Figure 4.10. Cluster setup is complete.

Managing a JRun Cluster

After you have created your cluster using the JMC, you can work with your cluster to fine-tune its settings and to manage your Web site deployments.

You can refine the settings in your cluster and add components—see Figure 4.11 for cluster management options. Enterprise applications, Web applications, Java Beans, and deployment settings can be added or changed. The deployment settings let you set and control how deployments are performed on servers in your cluster. Notice the two instances of JRun server: default and newServer.

Figure 4.11. Cluster management options for mycompany in JRun.

To deploy your JRun applications, add an EAR or WAR file into one of the auto-deployment directories on one of the servers in the cluster. Creating an EAR or a WAR file is not explained here, but is covered in depth in Chapter 6, “Deploying Applications.” In a live production environment, it's important to turn off the hot deployment feature on each server in the cluster, as shown in Figure 4.12. This is done to ensure that the deployment to each server is fully deployed when the server is restarted.

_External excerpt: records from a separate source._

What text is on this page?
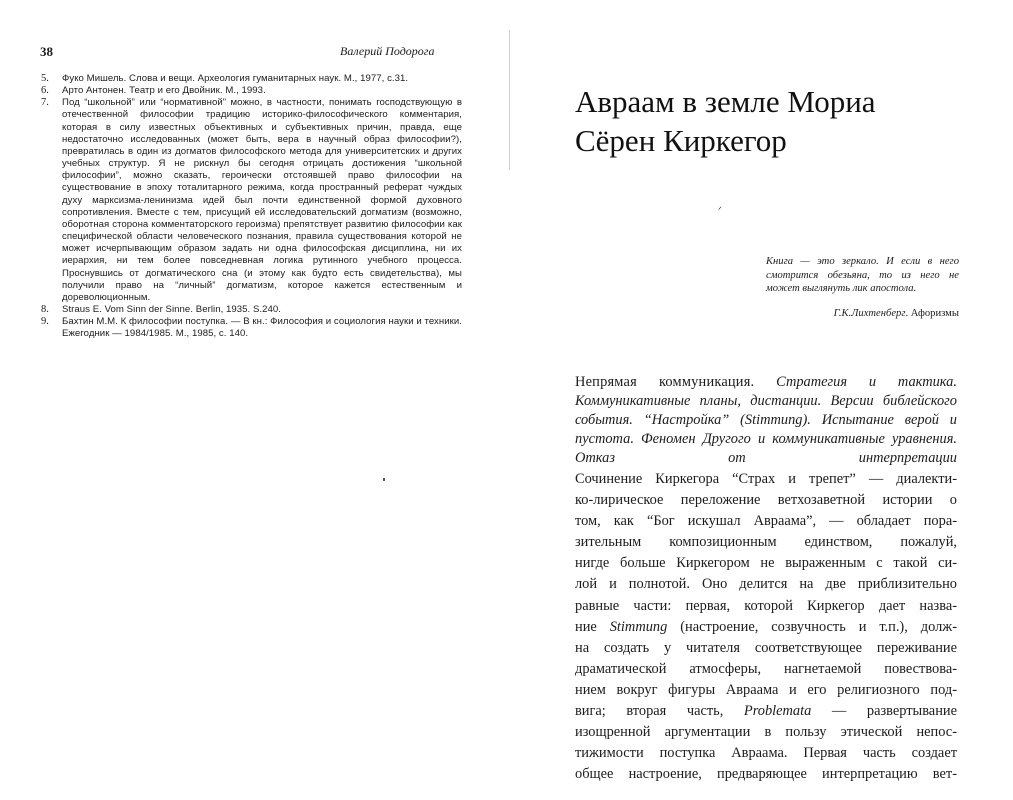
38	Валерий Подорога
5. Фуко Мишель. Слова и вещи. Археология гуманитарных наук. М., 1977, с.31.
6. Арто Антонен. Театр и его Двойник. М., 1993.
7. Под “школьной” или “нормативной” можно, в частности, понимать господствующую в отечественной философии традицию историко-философического комментария, которая в силу известных объективных и субъективных причин, правда, еще недостаточно исследованных (может быть, вера в научный образ философии?), превратилась в один из догматов философского метода для университетских и других учебных структур. Я не рискнул бы сегодня отрицать достижения “школьной философии”, можно сказать, героически отстоявшей право философии на существование в эпоху тоталитарного режима, когда пространный реферат чуждых духу марксизма-ленинизма идей был почти единственной формой духовного сопротивления. Вместе с тем, присущий ей исследовательский догматизм (возможно, оборотная сторона комментаторского героизма) препятствует развитию философии как специфической области человеческого познания, правила существования которой не может исчерпывающим образом задать ни одна философская дисциплина, ни их иерархия, ни тем более повседневная логика рутинного учебного процесса. Проснувшись от догматического сна (и этому как будто есть свидетельства), мы получили право на “личный” догматизм, которое кажется естественным и дореволюционным.
8. Straus E. Vom Sinn der Sinne. Berlin, 1935. S.240.
9. Бахтин М.М. К философии поступка. — В кн.: Философия и социология науки и техники. Ежегодник — 1984/1985. М., 1985, с. 140.
Авраам в земле Мориа
Сёрен Киркегор
ᐟ
Книга — это зеркало. И если в него смотрится обезьяна, то из него не может выглянуть лик апостола.
Г.К.Лихтенберг. Афоризмы
Непрямая коммуникация. Стратегия и тактика. Коммуникативные планы, дистанции. Версии библейского события. “Настройка” (Stimmung). Испытание верой и пустота. Феномен Другого и коммуникативные уравнения. Отказ от интерпретации
Сочинение Киркегора “Страх и трепет” — диалекти-
ко-лирическое переложение ветхозаветной истории о
том, как “Бог искушал Авраама”, — обладает пора-
зительным композиционным единством, пожалуй,
нигде больше Киркегором не выраженным с такой си-
лой и полнотой. Оно делится на две приблизительно
равные части: первая, которой Киркегор дает назва-
ние Stimmung (настроение, созвучность и т.п.), долж-
на создать у читателя соответствующее переживание
драматической атмосферы, нагнетаемой повествова-
нием вокруг фигуры Авраама и его религиозного под-
вига; вторая часть, Problemata — развертывание
изощренной аргументации в пользу этической непос-
тижимости поступка Авраама. Первая часть создает
общее настроение, предваряющее интерпретацию вет-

Figure 4.12. Deployment settings for mycompany cluster with hot deploy turned off.

Restart each server in the cluster and verify the deployment. Click on the cluster name, and then click on J2EE components. On the summary page, you can view all deployed components.


A WAR file is a J2EE Web application archive. An enterprise archive (EAR) file is a collection of WAR files, JAR files (EJBs), and other related files, including the application XML file.